Gerry remembers Kenny as a kid who was always fun to be with. After Kenny got his driver’s license and took over Ron’s bread route, Gerry used to ride along and help with the deliveries. They did a lot of fishing and gigging at night and got a lot of fish and frogs. They practically lived at the river when they were young. They didn’t have any money to do anything, and even if they did have the money, there was nothing to do in the rural area, so their river excursions were very pleasurable.

When Rocky Ridge had a festival, Gerry said they would get a quarter from Dad to buy a bottle of pop. He said he was with Kenny when the transmission from Kenny’s van dropped on his trigger finger. After that, he could not bend it. Gerry thought that would keep Kenny from being drafted, but the Army said he could use another finger to pull the trigger. According to Gerry, Kenny also had a trick knee that would give out when he was playing ball, and sometimes, just walking. Kenny passed the Army physical exam, despite his problems. Kenny was proud to be in the U.S. Army and was determined to make the best of it. Gerry was devastated when he got the word of Kenny’s death. Thank you, Gerry, for talking to me.

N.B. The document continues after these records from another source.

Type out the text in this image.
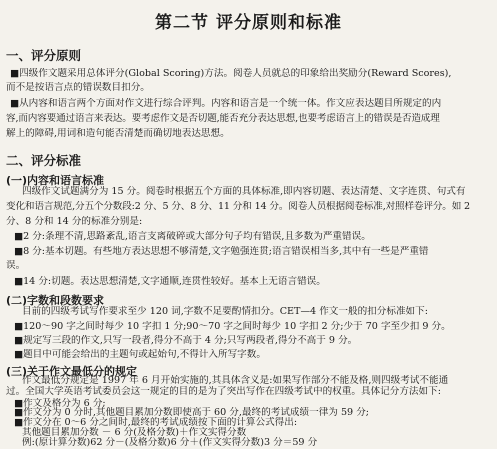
第二节 评分原则和标准
一、评分原则
■四级作文题采用总体评分(Global Scoring)方法。阅卷人员就总的印象给出奖励分(Reward Scores),
而不是按语言点的错误数目扣分。
■从内容和语言两个方面对作文进行综合评判。内容和语言是一个统一体。作文应表达题目所规定的内
容,而内容要通过语言来表达。要考虑作文是否切题,能否充分表达思想,也要考虑语言上的错误是否造成理
解上的障碍,用词和造句能否清楚而确切地表达思想。
二、评分标准
(一)内容和语言标准
四级作文试题满分为 15 分。阅卷时根据五个方面的具体标准,即内容切题、表达清楚、文字连贯、句式有
变化和语言规范,分五个分数段:2 分、5 分、8 分、11 分和 14 分。阅卷人员根据阅卷标准,对照样卷评分。如 2
分、8 分和 14 分的标准分别是:
■2 分:条理不清,思路紊乱,语言支离破碎或大部分句子均有错误,且多数为严重错误。
■8 分:基本切题。有些地方表达思想不够清楚,文字勉强连贯;语言错误相当多,其中有一些是严重错
误。
■14 分:切题。表达思想清楚,文字通顺,连贯性较好。基本上无语言错误。
(二)字数和段数要求
目前的四级考试写作要求至少 120 词,字数不足要酌情扣分。CET—4 作文一般的扣分标准如下:
■120～90 字之间时每少 10 字扣 1 分;90～70 字之间时每少 10 字扣 2 分;少于 70 字至少扣 9 分。
■规定写三段的作文,只写一段者,得分不高于 4 分;只写两段者,得分不高于 9 分。
■题目中可能会给出的主题句或起始句,不得计入所写字数。
(三)关于作文最低分的规定
作文最低分规定是 1997 年 6 月开始实施的,其具体含义是:如果写作部分不能及格,则四级考试不能通
过。全国大学英语考试委员会这一规定的目的是为了突出写作在四级考试中的权重。具体记分方法如下:
■作文及格分为 6 分;
■作文分为 0 分时,其他题目累加分数即使高于 60 分,最终的考试成绩一律为 59 分;
■作文分在 0～6 分之间时,最终的考试成绩按下面的计算公式得出:
其他题目累加分数 － 6 分(及格分数)＋作文实得分数
例:(原计算分数)62 分－(及格分数)6 分＋(作文实得分数)3 分＝59 分
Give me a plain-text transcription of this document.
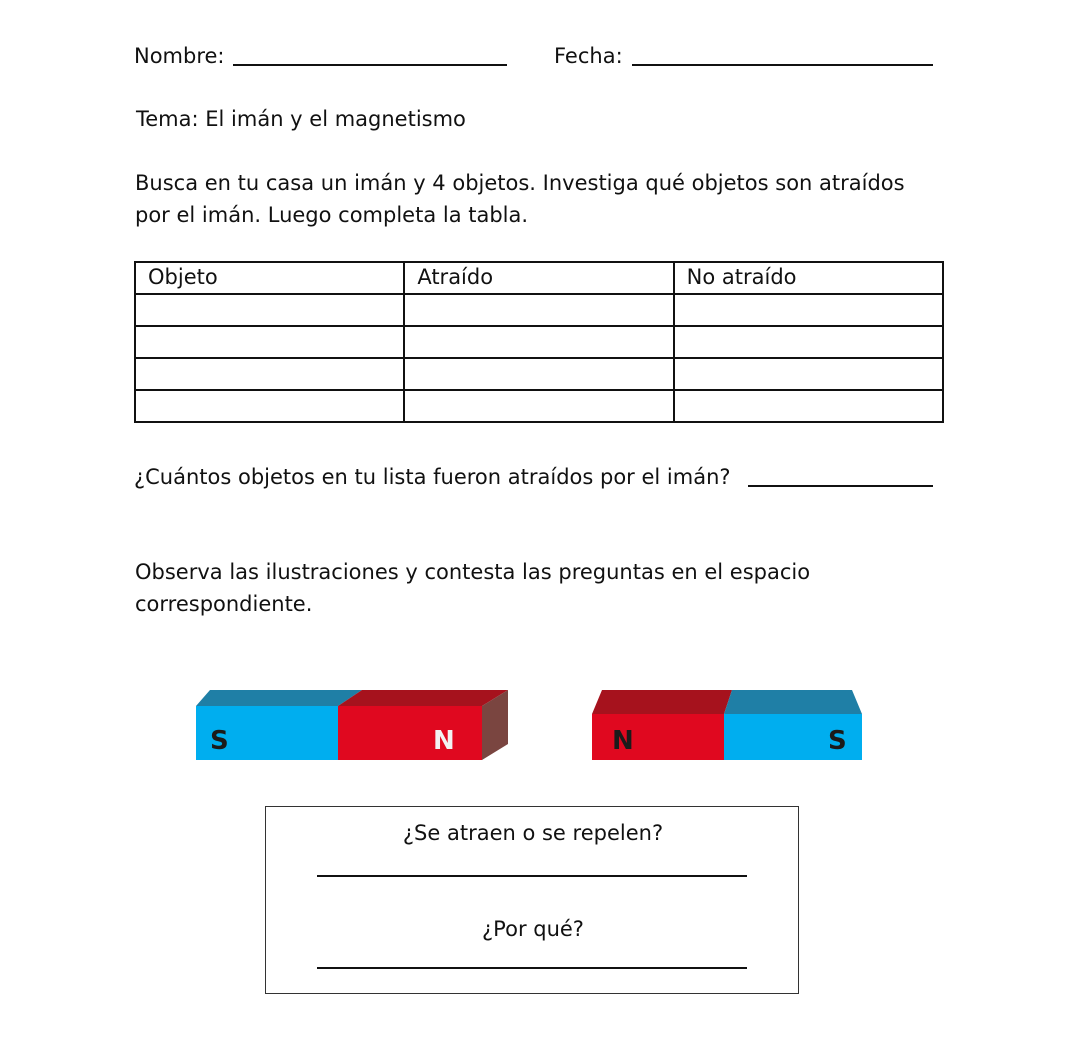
Nombre:	Fecha:
Tema: El imán y el magnetismo
Busca en tu casa un imán y 4 objetos. Investiga qué objetos son atraídos
por el imán. Luego completa la tabla.
Objeto	Atraído	No atraído

¿Cuántos objetos en tu lista fueron atraídos por el imán?
Observa las ilustraciones y contesta las preguntas en el espacio
correspondiente.
S	N	N	S
¿Se atraen o se repelen?
¿Por qué?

I talked to several friends and classmates of Kenny, and it seems they all basically have similar memories and feelings about him. I am proud to have had the opportunity to talk to the family and friends of the kid who went to Emmitsburg High School, graduated with the class of 1965, grew up and was drafted into the U.S. Army, became Sergeant Kenneth Lionel Krom, and made the ultimate sacrifice for our country.

Kenny Krom, a hometown boy, became a true hero in every sense of the word forty-four years ago.


Army of the United States

A Co, 3rd, 22nd Infantry, 25th INF Div, USARV

Combat Infantry Badge, National Defense Medal, Vietnam Service Medal, Vietnam Campaign Medal and Purple Heart

D.O.B.: August 2, 1947

D.O.D.: August 18, 1968

Place of death: Tay Province, South Vietnam

The only graduate of Emmitsburg High School to lose his life in the Vietnam War.